COREY TAYLOR has recalled attending an early SLIPKNOT performance roughly a year before he joined the band as vocalist, describing the show as unlike anything he'd witnessed before.
Speaking on Josh Scherer's YouTube channel, Mythical Kitchen, Taylor described watching SLIPKNOT play at the Safari Club in Des Moines on April 4, 1996, when the band's lineup still included original vocalist Anders Colsefni alongside percussionist Shawn Crahan, drummer Joey Jordison and bassist Paul Gray. "It was psychotic. I'd never seen anything like it," Taylor said of the performance.
According to Taylor's account, the band opened with an extended intro before entering the room from the back of the crowd, with members crawling and climbing their way toward the stage. Crahan performed a flip as part of the entrance, and Jordison kicked off a wall of feedback with the full band launching into the song simultaneously. Taylor said the chaotic, theatrical presentation immediately set SLIPKNOT apart from anything else happening in the Des Moines scene at the time, and he came away from the show with a clear reaction: "I'm going to be the singer in this band."

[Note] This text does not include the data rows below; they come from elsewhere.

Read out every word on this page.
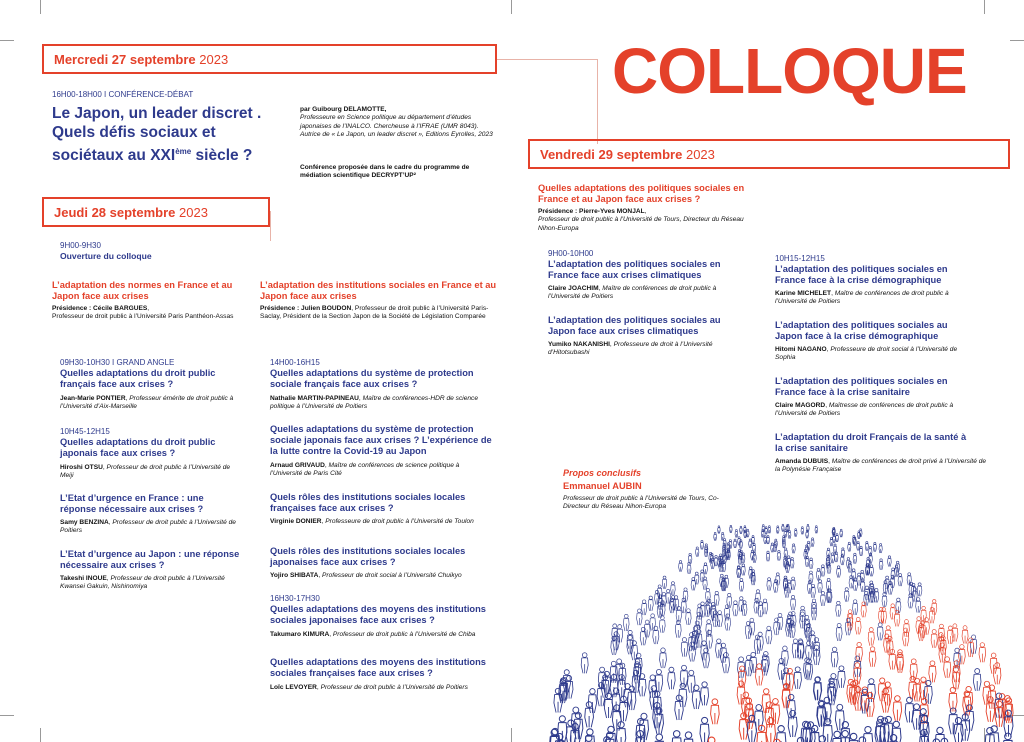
Mercredi 27 septembre 2023
16H00-18H00 I CONFÉRENCE-DÉBAT
Le Japon, un leader discret .
Quels défis sociaux et
sociétaux au XXIème siècle ?
par Guibourg DELAMOTTE,
Professeure en Science politique au département d’études japonaises de l’INALCO. Chercheuse à l’IFRAE (UMR 8043). Autrice de « Le Japon, un leader discret », Editions Eyrolles, 2023
Conférence proposée dans le cadre du programme de médiation scientifique DECRYPT’UP²
Jeudi 28 septembre 2023
9H00-9H30
Ouverture du colloque
L’adaptation des normes en France et au Japon face aux crises
Présidence : Cécile BARGUES,
Professeur de droit public à l’Université Paris Panthéon-Assas
L’adaptation des institutions sociales en France et au Japon face aux crises
Présidence : Julien BOUDON, Professeur de droit public à l’Université Paris-Saclay, Président de la Section Japon de la Société de Législation Comparée
09H30-10H30 I GRAND ANGLE
Quelles adaptations du droit public français face aux crises ?
Jean-Marie PONTIER, Professeur émérite de droit public à l’Université d’Aix-Marseille
10H45-12H15
Quelles adaptations du droit public japonais face aux crises ?
Hiroshi OTSU, Professeur de droit public à l’Université de Meiji
L’Etat d’urgence en France : une réponse nécessaire aux crises ?
Samy BENZINA, Professeur de droit public à l’Université de Poitiers
L’Etat d’urgence au Japon : une réponse nécessaire aux crises ?
Takeshi INOUE, Professeur de droit public à l’Université Kwansei Gakuin, Nishinomiya
14H00-16H15
Quelles adaptations du système de protection sociale français face aux crises ?
Nathalie MARTIN-PAPINEAU, Maître de conférences-HDR de science politique à l’Université de Poitiers
Quelles adaptations du système de protection sociale japonais face aux crises ? L’expérience de la lutte contre la Covid-19 au Japon
Arnaud GRIVAUD, Maître de conférences de science politique à l’Université de Paris Cité
Quels rôles des institutions sociales locales françaises face aux crises ?
Virginie DONIER, Professeure de droit public à l’Université de Toulon
Quels rôles des institutions sociales locales japonaises face aux crises ?
Yojiro SHIBATA, Professeur de droit social à l’Université Chuikyo
16H30-17H30
Quelles adaptations des moyens des institutions sociales japonaises face aux crises ?
Takumaro KIMURA, Professeur de droit public à l’Université de Chiba
Quelles adaptations des moyens des institutions sociales françaises face aux crises ?
Loïc LEVOYER, Professeur de droit public à l’Université de Poitiers
COLLOQUE
Vendredi 29 septembre 2023
Quelles adaptations des politiques sociales en France et au Japon face aux crises ?
Présidence : Pierre-Yves MONJAL,
Professeur de droit public à l’Université de Tours, Directeur du Réseau Nihon-Europa
9H00-10H00
L’adaptation des politiques sociales en France face aux crises climatiques
Claire JOACHIM, Maître de conférences de droit public à l’Université de Poitiers
L’adaptation des politiques sociales au Japon face aux crises climatiques
Yumiko NAKANISHI, Professeure de droit à l’Université d’Hitotsubashi
10H15-12H15
L’adaptation des politiques sociales en France face à la crise démographique
Karine MICHELET, Maître de conférences de droit public à l’Université de Poitiers
L’adaptation des politiques sociales au Japon face à la crise démographique
Hitomi NAGANO, Professeure de droit social à l’Université de Sophia
L’adaptation des politiques sociales en France face à la crise sanitaire
Claire MAGORD, Maîtresse de conférences de droit public à l’Université de Poitiers
L’adaptation du droit Français de la santé à la crise sanitaire
Amanda DUBUIS, Maître de conférences de droit privé à l’Université de la Polynésie Française
Propos conclusifs
Emmanuel AUBIN
Professeur de droit public à l’Université de Tours, Co-Directeur du Réseau Nihon-Europa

At the time, Taylor was fronting STONE SOUR, a separate project built around a more conventional hard rock sound, while SLIPKNOT was still finding its footing with Colsefni handling lead vocal duties alongside percussion. Taylor described the appeal of SLIPKNOT's approach as its willingness to fuse disparate elements into something new, saying the band was "taking all of these elements and kind of fusing them together" in a way that felt genuinely novel.
The mutual respect between the two Des Moines camps eventually proved decisive: within roughly a year of that Safari Club show, SLIPKNOT invited Taylor to join as vocalist, a move that reshaped both his career and the band's trajectory as it prepared to record its self-titled 1999 debut. Colsefni transitioned to a purely percussion role before eventually departing the band during the lineup changes of that period.
Nearly three decades later, Taylor's recollection offers a rare glimpse of SLIPKNOT in its rawest, pre-fame form — a band already fully committed to its chaotic identity well before major labels, masks-as-merchandise and arena tours turned that same energy into one of modern metal's defining live spectacles.